Thousands of people are still missing. Thousands of families continue to search for missing people, combing through the dust of cemeteries in the hope that bone fragments might lead to identifications that could bring peace.
doubt one’s memory
Every March 24, thousands of people – politicians, human rights groups and Abuelas de Plaza de Mayo, a charity dedicated to identifying children torn from their mothers’ arms – march in remembrance.
In the 21st century, amid the turbulent return to democracy and the back and forth between amnesty laws and prosecutions, it has been guaranteed to some extent to commemorate the victims of the coup and the dirty war that followed, and to respect the memory system and the activities of human rights organizations.
The election of the liberal Javier Miliei as president in 2023 challenged this consensus. Miliei has been trying to undermine the Nunca Más report documenting the military junta’s crimes. He ridiculed human rights groups and cut their funding. He described the dictatorship as a “war” between equal camps.
On Tuesday, Milei followed tradition and posted a video on her social media accounts to commemorate the anniversary. In 2024 and 2025, his videos disputed the death toll from the Dirty War. This year’s 75-minute film encouraged Argentines to seek out “full memories” to “fight against the biased and vindictive views” of their left-wing predecessors, while accusing them of using “biased memories” as a “tool of manipulation.”
politicized memory
Milei’s video politicizes memory and used the 50th anniversary as an opportunity to slam her opponents, including former President Cristina Fernández de Kirchner, who is under house arrest on corruption charges.
More than a dozen separate marches that gathered in the Plaza de Mayo also ensured that commemoration took root in contemporary politics. Many people held posters and banners reading ‘Never Again’ and ‘Where are the disappeared people?’ and held placards calling for Kirchner’s release. One of the largest parades marched past the balcony where Kirchner regularly appeared. Video released Tuesday showed Kirchner waving to the crowd and shouting for freedom.
In the afternoon, representatives of various human rights organizations took the stage as each parade arrived at the square. A spokesperson for Argentine newspaper La Nación was quoted as saying: “The imprisonment and political ban imposed on former Argentine President Cristina Fernández de Kirchner after an attempt was made to threaten her life in a trial marred by serious irregularities deserves our attention and condemnation.”
Other speakers linked the dictatorship’s atrocities to the current government.

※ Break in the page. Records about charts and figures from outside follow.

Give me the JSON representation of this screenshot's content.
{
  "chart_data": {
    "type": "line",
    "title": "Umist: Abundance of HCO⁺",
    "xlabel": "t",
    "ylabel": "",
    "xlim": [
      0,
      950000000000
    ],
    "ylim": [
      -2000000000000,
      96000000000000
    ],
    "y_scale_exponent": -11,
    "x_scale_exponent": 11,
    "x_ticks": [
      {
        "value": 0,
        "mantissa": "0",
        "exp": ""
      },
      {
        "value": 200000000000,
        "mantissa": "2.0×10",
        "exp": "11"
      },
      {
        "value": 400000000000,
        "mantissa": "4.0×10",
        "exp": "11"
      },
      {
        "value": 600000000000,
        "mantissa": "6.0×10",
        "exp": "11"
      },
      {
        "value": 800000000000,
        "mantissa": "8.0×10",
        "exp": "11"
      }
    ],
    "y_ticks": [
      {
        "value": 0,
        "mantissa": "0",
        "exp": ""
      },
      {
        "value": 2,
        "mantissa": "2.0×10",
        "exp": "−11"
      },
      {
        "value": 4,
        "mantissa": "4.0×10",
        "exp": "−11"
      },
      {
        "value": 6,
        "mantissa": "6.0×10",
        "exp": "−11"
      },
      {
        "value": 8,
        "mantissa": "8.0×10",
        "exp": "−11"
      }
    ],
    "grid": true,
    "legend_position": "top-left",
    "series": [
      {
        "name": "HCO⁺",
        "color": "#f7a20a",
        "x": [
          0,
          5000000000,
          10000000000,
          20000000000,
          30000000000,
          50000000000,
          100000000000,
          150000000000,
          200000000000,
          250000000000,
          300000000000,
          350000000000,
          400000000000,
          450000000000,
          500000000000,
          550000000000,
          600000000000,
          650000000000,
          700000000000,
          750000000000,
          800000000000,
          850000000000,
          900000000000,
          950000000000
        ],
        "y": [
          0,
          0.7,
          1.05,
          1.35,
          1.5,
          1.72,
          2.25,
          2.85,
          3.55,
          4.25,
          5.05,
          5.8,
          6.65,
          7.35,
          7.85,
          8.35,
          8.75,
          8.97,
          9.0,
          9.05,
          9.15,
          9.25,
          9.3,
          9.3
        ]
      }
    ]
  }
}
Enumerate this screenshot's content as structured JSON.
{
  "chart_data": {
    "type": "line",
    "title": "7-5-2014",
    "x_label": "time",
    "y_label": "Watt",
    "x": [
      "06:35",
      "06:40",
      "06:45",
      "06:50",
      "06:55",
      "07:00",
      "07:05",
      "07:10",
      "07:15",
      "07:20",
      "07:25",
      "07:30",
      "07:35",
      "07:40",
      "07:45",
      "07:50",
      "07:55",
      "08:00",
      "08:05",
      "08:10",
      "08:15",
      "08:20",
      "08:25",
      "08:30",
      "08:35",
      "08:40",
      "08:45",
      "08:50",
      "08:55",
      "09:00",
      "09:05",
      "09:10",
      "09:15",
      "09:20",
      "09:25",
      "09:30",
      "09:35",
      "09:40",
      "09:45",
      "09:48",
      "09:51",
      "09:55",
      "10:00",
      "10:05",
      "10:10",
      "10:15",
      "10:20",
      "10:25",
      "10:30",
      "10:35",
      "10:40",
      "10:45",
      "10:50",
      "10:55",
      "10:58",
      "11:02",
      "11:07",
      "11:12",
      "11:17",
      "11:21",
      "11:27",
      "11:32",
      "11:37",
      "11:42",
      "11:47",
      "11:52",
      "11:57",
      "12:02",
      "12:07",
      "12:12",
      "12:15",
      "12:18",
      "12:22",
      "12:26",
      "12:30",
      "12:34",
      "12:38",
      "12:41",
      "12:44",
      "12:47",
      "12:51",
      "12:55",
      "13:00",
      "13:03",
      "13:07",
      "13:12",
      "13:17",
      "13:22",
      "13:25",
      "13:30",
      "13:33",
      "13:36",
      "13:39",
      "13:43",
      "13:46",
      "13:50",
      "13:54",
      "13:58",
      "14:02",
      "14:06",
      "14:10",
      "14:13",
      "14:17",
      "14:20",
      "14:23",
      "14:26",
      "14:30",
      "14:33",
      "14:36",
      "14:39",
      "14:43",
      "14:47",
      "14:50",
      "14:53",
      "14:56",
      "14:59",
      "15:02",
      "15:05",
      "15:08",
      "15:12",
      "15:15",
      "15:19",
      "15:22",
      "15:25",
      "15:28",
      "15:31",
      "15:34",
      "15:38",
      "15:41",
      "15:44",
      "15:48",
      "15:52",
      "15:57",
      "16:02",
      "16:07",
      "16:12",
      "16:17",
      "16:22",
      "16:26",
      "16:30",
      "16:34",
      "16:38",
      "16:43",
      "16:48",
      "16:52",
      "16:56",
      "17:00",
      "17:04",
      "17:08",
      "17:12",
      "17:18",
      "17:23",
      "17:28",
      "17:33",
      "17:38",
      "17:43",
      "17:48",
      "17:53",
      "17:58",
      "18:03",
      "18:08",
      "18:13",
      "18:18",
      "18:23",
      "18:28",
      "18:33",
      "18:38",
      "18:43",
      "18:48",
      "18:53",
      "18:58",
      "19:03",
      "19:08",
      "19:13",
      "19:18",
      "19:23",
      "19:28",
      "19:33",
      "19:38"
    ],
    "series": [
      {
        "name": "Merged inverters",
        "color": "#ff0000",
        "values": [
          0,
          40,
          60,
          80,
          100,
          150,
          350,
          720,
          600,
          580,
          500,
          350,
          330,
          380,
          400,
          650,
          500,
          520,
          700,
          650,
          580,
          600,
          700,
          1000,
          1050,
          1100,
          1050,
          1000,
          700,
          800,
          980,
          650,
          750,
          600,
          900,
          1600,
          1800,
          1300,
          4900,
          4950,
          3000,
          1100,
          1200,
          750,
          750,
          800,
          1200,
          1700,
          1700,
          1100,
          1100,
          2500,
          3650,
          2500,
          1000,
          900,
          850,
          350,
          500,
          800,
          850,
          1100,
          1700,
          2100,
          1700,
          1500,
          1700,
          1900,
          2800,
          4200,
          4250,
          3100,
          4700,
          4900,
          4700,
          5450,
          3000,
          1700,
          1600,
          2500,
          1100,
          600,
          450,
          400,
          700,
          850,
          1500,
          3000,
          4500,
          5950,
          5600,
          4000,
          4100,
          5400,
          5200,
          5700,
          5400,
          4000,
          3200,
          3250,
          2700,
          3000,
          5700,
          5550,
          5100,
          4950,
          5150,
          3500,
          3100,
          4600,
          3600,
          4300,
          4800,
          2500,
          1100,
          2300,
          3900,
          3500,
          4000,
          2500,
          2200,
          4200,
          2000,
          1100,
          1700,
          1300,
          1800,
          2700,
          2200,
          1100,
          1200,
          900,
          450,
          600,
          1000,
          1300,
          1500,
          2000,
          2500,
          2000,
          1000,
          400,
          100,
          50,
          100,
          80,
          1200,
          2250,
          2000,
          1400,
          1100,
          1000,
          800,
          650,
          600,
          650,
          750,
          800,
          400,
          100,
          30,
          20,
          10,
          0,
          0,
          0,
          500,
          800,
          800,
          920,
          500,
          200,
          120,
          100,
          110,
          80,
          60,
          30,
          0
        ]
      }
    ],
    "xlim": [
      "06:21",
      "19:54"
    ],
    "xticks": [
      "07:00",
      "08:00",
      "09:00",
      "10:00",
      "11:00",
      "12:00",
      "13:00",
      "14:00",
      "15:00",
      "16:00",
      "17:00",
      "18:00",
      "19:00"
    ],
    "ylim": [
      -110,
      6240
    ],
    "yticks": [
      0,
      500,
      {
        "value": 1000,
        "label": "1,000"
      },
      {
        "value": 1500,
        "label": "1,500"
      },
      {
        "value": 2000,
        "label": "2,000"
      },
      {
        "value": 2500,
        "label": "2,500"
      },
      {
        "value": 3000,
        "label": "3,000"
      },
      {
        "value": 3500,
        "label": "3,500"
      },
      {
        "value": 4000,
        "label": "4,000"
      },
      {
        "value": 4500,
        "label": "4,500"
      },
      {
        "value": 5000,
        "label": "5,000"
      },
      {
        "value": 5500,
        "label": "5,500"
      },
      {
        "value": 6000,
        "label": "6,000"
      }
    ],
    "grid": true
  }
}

Mayra Mendoza, the left-wing mayor of Quilmes, told the crowd that Milei and the military leaders “must be linked together” because they are both loyal to neoliberal economic policies.
Peronist Buenos Aires governor Axel Kicilloff made similar accusations: “Fifty years after the coup, squares across the country are more crowded than ever. This is a response to a government that pursues the same economic policies that the military dictatorship imposed through state-sponsored terrorism.”
Tuesday’s commemoration was more than just an act of remembrance. With both sides using the day to strike at the other and advance their own political agendas, the extent of Argentina’s divisions became one of the day’s biggest lessons, somewhat overshadowing the moving memorial services and the pain of those still searching for answers 50 years later.
Featured image: People marching through the Plaza de Mayo in Buenos Aires to mark the 50th anniversary of the 1976 military coup.